We were advised to go straight to IVF based on our age (37 when starting the process) and I donated eggs to my partner. I would say IUI is not necessarily less invasive for you than reciprocal IVF. In IUI, the sperm is placed into your womb via a catheter. In IVF, an embryo is placed into your womb via a catheter. If you're using your partner's eggs, she's the one who's going to be taking more drugs (you will still need drugs, though - possibly more for IVF than for IUI, but it depends on the protocol recommended by the clinic), and she'll be having the surgery to remove them, not you.
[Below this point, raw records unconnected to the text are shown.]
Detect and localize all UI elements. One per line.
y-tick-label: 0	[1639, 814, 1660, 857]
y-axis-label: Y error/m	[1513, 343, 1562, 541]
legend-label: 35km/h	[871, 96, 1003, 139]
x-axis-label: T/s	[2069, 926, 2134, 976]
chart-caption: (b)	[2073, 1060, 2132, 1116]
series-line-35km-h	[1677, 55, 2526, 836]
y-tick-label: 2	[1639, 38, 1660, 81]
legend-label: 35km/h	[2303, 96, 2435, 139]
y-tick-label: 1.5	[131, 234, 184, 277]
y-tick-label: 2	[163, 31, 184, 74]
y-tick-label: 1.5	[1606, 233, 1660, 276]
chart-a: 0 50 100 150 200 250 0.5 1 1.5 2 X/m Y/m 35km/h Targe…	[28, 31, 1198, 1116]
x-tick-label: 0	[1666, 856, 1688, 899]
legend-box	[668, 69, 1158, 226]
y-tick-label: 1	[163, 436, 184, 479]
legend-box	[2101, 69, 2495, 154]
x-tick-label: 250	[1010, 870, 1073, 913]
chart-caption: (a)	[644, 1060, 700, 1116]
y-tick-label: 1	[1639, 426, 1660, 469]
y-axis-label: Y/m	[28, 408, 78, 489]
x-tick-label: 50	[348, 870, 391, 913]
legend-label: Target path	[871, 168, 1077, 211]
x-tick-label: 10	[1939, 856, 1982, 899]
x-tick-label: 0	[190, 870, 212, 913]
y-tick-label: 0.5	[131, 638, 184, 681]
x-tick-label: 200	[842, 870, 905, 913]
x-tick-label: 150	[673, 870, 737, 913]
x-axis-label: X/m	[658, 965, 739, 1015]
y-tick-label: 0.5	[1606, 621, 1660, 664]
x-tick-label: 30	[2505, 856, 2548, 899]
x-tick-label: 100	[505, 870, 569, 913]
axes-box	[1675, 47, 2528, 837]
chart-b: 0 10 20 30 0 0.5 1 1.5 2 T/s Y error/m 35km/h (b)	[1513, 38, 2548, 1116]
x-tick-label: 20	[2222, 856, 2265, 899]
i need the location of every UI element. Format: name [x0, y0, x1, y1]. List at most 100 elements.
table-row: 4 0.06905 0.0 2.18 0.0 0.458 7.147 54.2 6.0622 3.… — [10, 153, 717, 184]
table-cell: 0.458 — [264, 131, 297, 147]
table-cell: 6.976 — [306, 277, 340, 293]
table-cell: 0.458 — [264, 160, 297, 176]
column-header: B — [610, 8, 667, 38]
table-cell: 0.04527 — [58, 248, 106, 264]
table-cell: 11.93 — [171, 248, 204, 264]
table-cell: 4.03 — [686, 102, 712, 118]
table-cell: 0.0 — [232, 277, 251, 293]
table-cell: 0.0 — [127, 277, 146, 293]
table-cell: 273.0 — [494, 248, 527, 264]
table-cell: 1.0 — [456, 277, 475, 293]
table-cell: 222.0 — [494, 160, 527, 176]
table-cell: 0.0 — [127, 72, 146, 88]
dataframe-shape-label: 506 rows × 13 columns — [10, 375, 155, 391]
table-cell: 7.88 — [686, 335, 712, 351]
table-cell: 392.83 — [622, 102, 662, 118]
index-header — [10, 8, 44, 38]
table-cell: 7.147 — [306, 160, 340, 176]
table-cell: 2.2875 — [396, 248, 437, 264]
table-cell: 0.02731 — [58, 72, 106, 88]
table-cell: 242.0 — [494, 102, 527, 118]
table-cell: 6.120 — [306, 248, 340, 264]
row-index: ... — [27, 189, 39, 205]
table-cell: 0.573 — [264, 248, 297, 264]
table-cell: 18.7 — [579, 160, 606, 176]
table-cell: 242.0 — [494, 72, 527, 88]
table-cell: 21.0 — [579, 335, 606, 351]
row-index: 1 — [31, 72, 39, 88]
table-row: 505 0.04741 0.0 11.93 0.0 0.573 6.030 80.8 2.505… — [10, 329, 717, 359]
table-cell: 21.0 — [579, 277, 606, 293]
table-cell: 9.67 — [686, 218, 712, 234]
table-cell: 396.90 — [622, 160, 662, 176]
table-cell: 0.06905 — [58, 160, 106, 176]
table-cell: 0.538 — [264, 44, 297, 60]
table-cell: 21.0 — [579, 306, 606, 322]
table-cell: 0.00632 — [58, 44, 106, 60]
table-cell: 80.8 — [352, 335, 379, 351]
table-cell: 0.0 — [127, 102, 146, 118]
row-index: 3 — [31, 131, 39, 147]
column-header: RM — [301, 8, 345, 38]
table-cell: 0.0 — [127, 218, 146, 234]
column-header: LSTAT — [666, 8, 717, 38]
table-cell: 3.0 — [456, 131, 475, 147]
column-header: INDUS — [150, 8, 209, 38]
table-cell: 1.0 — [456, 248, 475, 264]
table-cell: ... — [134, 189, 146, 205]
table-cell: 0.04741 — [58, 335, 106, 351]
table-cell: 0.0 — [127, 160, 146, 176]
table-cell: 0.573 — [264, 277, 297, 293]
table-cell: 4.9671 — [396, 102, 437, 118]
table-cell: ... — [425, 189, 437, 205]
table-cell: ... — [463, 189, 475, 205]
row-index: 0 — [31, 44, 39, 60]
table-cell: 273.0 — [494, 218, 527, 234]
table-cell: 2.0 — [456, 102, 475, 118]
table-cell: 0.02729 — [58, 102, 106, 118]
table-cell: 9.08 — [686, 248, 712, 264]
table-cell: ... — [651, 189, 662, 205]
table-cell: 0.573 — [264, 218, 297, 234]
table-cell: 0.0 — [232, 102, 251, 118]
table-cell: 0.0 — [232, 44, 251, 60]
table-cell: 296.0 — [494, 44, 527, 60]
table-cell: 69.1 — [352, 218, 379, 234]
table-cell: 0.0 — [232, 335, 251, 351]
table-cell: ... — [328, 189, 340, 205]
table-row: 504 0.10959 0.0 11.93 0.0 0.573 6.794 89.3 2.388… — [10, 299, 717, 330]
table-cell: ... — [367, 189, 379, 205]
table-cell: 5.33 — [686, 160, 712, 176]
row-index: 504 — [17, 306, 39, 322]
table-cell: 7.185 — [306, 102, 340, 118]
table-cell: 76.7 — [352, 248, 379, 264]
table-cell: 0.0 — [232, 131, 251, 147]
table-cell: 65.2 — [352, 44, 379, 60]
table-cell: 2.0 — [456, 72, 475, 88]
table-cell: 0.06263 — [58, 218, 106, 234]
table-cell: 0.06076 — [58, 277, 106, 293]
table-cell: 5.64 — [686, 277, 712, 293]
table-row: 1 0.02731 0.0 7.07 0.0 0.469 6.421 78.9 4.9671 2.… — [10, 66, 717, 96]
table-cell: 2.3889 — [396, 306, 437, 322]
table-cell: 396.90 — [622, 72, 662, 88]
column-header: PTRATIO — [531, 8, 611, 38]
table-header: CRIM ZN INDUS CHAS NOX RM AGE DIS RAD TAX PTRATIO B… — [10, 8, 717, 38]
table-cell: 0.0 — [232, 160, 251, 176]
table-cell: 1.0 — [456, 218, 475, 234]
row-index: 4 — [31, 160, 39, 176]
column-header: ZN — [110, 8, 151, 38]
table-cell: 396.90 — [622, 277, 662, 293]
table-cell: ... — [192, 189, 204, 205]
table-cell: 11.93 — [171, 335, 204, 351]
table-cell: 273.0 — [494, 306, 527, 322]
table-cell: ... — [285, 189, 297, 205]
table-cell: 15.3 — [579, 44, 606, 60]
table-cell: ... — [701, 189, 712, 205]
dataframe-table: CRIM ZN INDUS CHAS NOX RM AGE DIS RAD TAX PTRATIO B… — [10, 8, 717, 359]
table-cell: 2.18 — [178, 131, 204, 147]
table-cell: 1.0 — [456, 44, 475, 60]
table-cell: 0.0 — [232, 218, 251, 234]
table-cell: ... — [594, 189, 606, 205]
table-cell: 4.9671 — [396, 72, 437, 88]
Sorrento79 · 20/07/2023 10:55

If you're going to do IUI have a really strict low limit on how many times you'll try, the key for any pregnancy with donor sperm is the age of the egg and you don't want to still be pfaffing around with IUI when you are also over 35

Bluebirdd · 20/07/2023 11:27

We are in the same boat as you and we’re just at the very beginning of starting our round of IVF. We’re a bit younger so not as worried about infertility but we spoke in length with our clinic about our options.

We’ve decided to go with ‘mild’ IVF - it involves less medication and relies more on your natural cycle. We liked this due to success rate, cheaper than ‘standard’ IVF and it was a shorter protocol too. Thinking ahead too, it would be nice to have one or two embryos for a future sibling, if all goes well!

Elsiebear90 · 20/07/2023 14:15

Thank you for all your replies, very informative! I will speak to the clinic about it and weigh up the costs and risks I think. I don’t wanna be doing lots of round of IUI and not get pregnant, but also don’t wanna go straight to IVF if it’s way more expensive and my wife needs medication etc.

OP posts:
Nellie90 · 31/08/2023 15:47

@Elsiebear90 same sex parent here whose just had a first baby via IUI so feel free to ask me anything!

My wife had 3 rounds which were unsuccessful. She has a few fertility issues but was encouraged to try IUI because of her age (30).

I got pregnant on my third round of IUI and was going to move onto IVF if that didn't work. No known issues as such.

I know shared motherhood is very expensive and have friends who have done it and are very happy with their decision 🙂.